Current Sheet Statistics in Three-Dimensional Simulations of Coronal Heating

TL;DR

This study uses 3D simulations to analyze current sheet statistics in coronal heating, confirming Sweet-Parker scaling and providing insights into how current sheet properties scale with Lundquist number.

Contribution

It introduces an automated method to analyze thousands of current sheets, validating the Sweet-Parker scaling in coronal heating simulations.

Findings

Heating rate saturates independently of Lundquist number.

Sweet-Parker scaling is generally justified for current sheets.
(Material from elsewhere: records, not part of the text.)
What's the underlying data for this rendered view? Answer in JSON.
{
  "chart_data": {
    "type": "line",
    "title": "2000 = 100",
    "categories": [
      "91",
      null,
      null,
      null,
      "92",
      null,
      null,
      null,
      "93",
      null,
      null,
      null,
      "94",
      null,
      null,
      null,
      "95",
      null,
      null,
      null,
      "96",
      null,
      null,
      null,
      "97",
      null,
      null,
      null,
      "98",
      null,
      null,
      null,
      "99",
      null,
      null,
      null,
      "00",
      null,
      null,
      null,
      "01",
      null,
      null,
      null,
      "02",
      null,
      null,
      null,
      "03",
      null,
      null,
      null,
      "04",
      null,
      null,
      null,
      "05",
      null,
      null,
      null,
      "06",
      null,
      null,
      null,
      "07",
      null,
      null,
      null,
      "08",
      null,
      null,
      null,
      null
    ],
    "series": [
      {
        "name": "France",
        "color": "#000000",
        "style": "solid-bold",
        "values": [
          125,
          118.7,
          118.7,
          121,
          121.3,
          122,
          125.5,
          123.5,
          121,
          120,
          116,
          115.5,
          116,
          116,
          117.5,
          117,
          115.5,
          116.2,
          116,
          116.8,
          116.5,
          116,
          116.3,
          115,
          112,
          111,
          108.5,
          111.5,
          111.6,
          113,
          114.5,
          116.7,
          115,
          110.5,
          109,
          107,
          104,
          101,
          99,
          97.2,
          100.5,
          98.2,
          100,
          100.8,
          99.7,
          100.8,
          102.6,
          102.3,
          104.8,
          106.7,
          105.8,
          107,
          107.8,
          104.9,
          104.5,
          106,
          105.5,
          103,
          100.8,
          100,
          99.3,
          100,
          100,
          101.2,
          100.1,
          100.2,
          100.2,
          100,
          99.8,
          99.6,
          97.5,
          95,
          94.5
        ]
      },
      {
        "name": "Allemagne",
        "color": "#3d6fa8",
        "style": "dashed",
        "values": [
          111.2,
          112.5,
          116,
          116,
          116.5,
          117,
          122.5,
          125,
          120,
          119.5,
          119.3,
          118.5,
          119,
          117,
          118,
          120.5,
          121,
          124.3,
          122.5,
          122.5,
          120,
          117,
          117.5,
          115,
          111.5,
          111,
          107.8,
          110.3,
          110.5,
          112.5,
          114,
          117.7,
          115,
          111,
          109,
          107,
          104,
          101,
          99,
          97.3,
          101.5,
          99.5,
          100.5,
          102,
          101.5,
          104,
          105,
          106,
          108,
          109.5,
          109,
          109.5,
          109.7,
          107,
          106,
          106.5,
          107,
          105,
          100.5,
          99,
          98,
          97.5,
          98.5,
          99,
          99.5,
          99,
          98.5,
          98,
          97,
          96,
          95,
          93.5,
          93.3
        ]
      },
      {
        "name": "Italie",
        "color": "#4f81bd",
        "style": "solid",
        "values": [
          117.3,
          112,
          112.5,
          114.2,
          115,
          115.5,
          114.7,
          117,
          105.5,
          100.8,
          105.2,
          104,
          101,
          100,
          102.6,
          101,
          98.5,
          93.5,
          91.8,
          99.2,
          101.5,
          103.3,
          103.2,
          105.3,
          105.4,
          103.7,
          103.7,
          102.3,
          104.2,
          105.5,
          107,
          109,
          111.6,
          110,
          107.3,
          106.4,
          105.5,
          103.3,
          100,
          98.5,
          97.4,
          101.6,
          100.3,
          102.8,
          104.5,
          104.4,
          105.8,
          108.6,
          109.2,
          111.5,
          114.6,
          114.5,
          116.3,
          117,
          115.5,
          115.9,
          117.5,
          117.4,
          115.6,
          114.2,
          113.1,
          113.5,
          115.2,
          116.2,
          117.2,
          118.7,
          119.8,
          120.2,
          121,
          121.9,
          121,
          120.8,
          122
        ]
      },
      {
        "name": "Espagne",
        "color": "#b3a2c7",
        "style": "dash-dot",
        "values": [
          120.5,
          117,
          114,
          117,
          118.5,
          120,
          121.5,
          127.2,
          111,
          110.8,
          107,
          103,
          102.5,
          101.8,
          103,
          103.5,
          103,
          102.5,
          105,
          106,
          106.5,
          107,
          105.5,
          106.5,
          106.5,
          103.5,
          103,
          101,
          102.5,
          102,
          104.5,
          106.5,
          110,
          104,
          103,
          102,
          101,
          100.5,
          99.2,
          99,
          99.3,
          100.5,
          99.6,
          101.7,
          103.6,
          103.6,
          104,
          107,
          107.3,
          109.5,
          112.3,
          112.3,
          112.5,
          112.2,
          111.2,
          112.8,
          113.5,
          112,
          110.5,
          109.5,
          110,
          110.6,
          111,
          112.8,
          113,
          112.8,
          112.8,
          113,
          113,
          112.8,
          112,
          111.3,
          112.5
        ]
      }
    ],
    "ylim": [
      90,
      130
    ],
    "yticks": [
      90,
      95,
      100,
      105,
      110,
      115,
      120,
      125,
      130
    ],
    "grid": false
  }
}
Discrepancies suggest further investigation is needed.

Abstract

In a recent numerical study [Ng et al., Astrophys. J. {\bf 747}, 109, 2012], with a three-dimensional model of coronal heating using reduced magnetohydrodynamics (RMHD), we have obtained scaling results of heating rate versus Lundquist number based on a series of runs in which random photospheric motions are imposed for hundreds to thousands of \al time in order to obtain converged statistical values. The heating rate found in these simulations saturate to a level that is independent of the Lundquist number. This scaling result was also supported by an analysis with the assumption of the Sweet-Parker scaling of the current sheets, as well as how the width, length and number of current sheets scale with Lundquist number. In order to test these assumptions, we have implemented an automated routine to analyze thousands of current sheets in these simulations and return statistical scalings for these quantities. It is found that the Sweet-Parker scaling is justified. However, some discrepancies are also found and require further study.